5年前、壊滅させたテログループ『白い風』、そのただ一人の生き残り。それがコウガだ。そしてリーダー「タイガ・ヤマモト」の一人息子でもある。リーダーの方はリーシュ自らが葬ったのだが……。
(なぜ、こいつは殺せなかったのだろう。こんな危険を冒してまで)
テロリストの息子を匿う、なぞ国家反逆罪ものだ。しかし、リーシュは上官に嘘の報告をし、まだ幼いコウガを自分の家に秘匿した。そして5年間、ずっとこの家に置いてきたのだ。
「ねえ、リーシュ」
ふと、コウガが顔を上げた。
「リーシュもやらない?」
「なにをだ」
「だから……クリスマスをだよ」
「意味が解らん」
コウガは無邪気に笑いながらいった。
「イヴの夜にね、ツリーの下でプレゼントを交換するんだ。そしてね、二人でケーキを食べるんだ。きっと楽しいよ」
「いや、私は……」
一瞬、言葉に詰る。
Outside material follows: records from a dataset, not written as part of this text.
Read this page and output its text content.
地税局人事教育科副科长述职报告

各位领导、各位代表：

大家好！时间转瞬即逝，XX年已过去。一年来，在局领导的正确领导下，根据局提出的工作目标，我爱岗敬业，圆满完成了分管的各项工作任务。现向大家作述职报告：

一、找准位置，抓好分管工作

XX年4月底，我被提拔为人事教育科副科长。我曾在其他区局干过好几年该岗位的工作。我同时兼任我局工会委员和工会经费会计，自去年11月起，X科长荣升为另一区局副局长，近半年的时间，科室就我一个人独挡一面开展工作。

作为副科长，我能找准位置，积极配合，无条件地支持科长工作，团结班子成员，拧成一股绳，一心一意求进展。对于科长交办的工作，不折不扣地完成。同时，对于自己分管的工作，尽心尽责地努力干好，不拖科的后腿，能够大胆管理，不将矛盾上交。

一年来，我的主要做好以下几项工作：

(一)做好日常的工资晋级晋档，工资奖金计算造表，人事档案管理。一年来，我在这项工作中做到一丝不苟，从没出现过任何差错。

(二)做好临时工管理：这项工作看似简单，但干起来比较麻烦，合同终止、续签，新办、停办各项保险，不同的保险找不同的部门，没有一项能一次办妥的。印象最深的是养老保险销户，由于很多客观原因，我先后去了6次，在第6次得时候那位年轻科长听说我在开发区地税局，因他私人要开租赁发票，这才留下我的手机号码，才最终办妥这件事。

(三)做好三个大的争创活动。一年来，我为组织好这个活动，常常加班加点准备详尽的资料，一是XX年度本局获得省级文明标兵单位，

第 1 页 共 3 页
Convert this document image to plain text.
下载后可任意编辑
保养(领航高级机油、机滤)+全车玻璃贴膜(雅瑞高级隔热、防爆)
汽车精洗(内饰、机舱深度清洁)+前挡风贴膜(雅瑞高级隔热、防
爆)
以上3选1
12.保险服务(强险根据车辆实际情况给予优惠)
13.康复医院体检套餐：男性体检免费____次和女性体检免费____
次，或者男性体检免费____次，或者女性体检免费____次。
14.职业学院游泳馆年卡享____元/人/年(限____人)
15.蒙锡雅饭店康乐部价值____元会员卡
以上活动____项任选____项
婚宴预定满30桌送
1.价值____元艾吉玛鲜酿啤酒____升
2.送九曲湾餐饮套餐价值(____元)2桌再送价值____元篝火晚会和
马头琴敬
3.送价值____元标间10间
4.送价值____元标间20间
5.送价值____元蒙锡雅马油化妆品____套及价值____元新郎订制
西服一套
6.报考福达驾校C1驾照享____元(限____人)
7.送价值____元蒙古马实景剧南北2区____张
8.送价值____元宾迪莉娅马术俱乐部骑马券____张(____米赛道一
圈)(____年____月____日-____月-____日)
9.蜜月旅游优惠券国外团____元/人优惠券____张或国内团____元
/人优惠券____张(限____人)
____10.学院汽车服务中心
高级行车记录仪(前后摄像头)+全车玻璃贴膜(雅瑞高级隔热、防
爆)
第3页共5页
そして溜息。
(本当に、なぜこんな子供を……)
「それは、いわゆる“母性”ってやつじゃないかしら?」
同僚のメリッサ・リューがそういった。
本部に隣接するバーで、カクテルを傾けてとろんとした目でリーシュを見る。
「なんだ、それ」
「あなたも私も、もともとは人間だったんだもの。なんか子供を守ってあげたくなるような、そんな本能が目覚めたのよきっと」
「馬鹿な」
手にしたウイスキーを流し込む。
「人間時の記憶は、改造するときに消去したはず」
「だから本能なんだって。無意識のうちにそういう欲求が出てるのよ」
メリッサはそういって、柔らかな栗毛を指で弄びながら笑った。
リーシュと同型の戦闘サイボーグであるのに、感情表現は人間並に豊かである。明るく笑顔を振りまく様、ふっと見せる表情の翳り。会話も、必要最低限のことしかいわないリーシュと違い時折冗談を交えて話す。
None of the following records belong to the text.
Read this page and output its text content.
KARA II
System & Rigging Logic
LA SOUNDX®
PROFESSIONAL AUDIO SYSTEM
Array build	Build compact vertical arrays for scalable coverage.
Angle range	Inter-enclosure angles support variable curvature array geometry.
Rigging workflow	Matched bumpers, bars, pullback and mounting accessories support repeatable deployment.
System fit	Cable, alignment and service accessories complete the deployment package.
改造する際、人間時の性格パターンを残した結果「感情豊かな」サイボーグになった。今、流行の「人間くさい」サイボーグの典型である。
(感情なぞ、邪魔になるだけだ)
実用主義のリーシュには、理解できない所業である。
だが、そのことを差し引いても信頼に足る友人である。だから、話した。
「でも、どうするの? こんなこと当局に知れたら……」
「確かに、私のやっていることは国家反逆罪に値する。それは、分かっている」
「ならなぜ」
「さあな……」
それっきり黙り、残りの酒をあけた。